Manju’s says, “I want to go to school and specialize in a technical field so I can be financially independent. I don’t want to get married for another 10 years”. She says she has never been mistreated and her landlady not only pays for her school fees but also pays for her extra computer and English courses.

Finally, after 30 minutes of discussing both the law regarding kamlari practice, as well as the emotions that no law can create nor destroy, the two sides came to a conclusion that both are right in their own ways. As an outsider, I too agreed with both sides.

The BASE employers were right in that Manju is staying in the landlady’s house and is being given large amounts of money for school and extra classes. In the condition that the landlady is living in such a situation would only be appropriate if Manju was giving them something in exchange, most likely working as a domestic servant. The other issue that was raised by the BASE employers was regarding the landlords hesitancy to accept Manju as a kamlari. If they accepted this fact than at least under the new 10 point agreement Manju would be able to get her kamlari ID. The government of Nepal has stated that all freed kamlari’s will receive an ID that will help ensure equal representation of freed kamlari’s in all fields, making it easier for them to venture into the caste bias and corruption driven working world.

The landlady made a fair argument that Manju is 19 years old, old enough to make her own decisions regarding her life. Manju is there by choice and should not be suppressed to return to her home where she will be married off unwillingly.

Listening in on this argument it seemed to me as an issues in the governmental level, the recent law regarding kamlari practice puts both the freed kamlari’s as well as the general public in an obstacle. This law conflicts with the child labor law of Nepal which allows children above 14 to work as domestic servants, but it is illegal to employ a Tharu girl as a domestic servant even if she is older than 14. Some girls in the Tharu community who are above 14 are neither educated, nor have proper vocational training and the only other source of income for her family is for her to work as a domestic servant. But because of this conflict their work needs to be hidden, in effect creating an even more corrupt labor market.

The landlady refused to be photographed, but here are some pictures of “15” year old Suman Chaudhary. She works at a local restaurant in Kailali, she washes dishes from 6AM to 10PM. She lives with her owner and his family shown in the photos below. When asked if she attends school she said no, but claims to have been tutored by her employers daughter.
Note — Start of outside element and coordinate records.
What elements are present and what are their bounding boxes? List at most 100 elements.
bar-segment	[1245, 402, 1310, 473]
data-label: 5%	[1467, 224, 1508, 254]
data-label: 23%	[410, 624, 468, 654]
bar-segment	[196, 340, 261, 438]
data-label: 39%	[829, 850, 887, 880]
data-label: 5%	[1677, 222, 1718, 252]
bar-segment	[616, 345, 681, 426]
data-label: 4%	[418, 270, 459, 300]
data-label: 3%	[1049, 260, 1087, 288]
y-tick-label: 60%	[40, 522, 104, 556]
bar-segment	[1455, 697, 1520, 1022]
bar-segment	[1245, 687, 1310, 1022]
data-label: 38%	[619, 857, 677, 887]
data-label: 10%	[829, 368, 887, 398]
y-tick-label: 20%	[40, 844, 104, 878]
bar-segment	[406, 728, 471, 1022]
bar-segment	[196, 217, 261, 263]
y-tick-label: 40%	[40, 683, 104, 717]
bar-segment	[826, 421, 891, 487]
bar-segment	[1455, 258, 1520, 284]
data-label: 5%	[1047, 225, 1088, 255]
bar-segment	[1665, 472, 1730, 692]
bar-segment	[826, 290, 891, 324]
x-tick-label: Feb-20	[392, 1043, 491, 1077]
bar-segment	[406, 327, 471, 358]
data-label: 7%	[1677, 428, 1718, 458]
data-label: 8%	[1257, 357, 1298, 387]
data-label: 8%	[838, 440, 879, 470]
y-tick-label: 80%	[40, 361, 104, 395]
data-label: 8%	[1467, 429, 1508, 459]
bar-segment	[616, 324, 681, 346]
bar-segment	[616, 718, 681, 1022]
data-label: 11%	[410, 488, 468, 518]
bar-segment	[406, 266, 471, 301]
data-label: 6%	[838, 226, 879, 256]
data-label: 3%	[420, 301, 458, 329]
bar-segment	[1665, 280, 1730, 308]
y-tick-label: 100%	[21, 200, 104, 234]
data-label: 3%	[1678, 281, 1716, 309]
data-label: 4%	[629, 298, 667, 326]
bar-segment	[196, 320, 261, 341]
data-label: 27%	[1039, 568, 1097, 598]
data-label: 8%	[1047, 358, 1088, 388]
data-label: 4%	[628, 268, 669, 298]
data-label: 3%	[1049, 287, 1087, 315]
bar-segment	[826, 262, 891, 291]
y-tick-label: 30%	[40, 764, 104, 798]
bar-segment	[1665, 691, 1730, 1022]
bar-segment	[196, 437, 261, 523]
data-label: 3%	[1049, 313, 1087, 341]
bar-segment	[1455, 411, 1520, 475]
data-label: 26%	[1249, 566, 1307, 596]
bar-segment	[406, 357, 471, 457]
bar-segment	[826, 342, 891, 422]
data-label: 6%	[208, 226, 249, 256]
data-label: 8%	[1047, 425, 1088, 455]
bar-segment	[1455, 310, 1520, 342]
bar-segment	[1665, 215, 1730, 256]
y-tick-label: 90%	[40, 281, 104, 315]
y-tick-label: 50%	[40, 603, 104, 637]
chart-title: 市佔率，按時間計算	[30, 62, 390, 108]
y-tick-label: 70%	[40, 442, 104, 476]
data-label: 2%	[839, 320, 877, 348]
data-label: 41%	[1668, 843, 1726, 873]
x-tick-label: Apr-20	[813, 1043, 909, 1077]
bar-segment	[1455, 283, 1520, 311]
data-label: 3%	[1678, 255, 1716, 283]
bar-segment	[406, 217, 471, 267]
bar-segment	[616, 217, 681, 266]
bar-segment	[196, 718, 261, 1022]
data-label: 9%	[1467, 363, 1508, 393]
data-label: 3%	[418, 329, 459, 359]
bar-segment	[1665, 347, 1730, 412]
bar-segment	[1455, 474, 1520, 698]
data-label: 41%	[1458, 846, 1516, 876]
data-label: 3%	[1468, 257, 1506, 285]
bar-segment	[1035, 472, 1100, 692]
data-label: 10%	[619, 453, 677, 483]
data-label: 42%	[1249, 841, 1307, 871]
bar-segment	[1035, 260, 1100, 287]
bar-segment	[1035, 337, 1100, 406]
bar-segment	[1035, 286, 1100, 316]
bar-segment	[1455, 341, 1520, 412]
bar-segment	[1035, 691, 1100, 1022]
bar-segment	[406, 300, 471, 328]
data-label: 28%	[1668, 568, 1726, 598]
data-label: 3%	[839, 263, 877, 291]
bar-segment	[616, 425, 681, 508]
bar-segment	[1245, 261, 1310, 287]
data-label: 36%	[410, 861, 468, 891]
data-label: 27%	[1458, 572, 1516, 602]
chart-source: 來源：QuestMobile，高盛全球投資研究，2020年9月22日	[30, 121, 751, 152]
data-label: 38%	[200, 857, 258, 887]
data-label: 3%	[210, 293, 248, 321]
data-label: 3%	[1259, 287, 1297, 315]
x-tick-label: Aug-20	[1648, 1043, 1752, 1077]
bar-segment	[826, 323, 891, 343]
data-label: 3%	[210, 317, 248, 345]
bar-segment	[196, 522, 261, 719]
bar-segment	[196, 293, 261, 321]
When asked when she was tutored in her schedule her employer choked up. Having seen my co fellow Emily, an American, he was very excited to show off the fact that he had a “15” year old working for him.

Sujita ✌

"15" year old Suman Chaudhary and her employer

Suman's Workstation at the restaurant

BASE employer explaining the law regrading kamlari practice to local restaurant owner in the Kailali district. Suman Chaudhary, a "15" year old Tharu girl, who works for this family is sitting in the back in a green and orange outfit.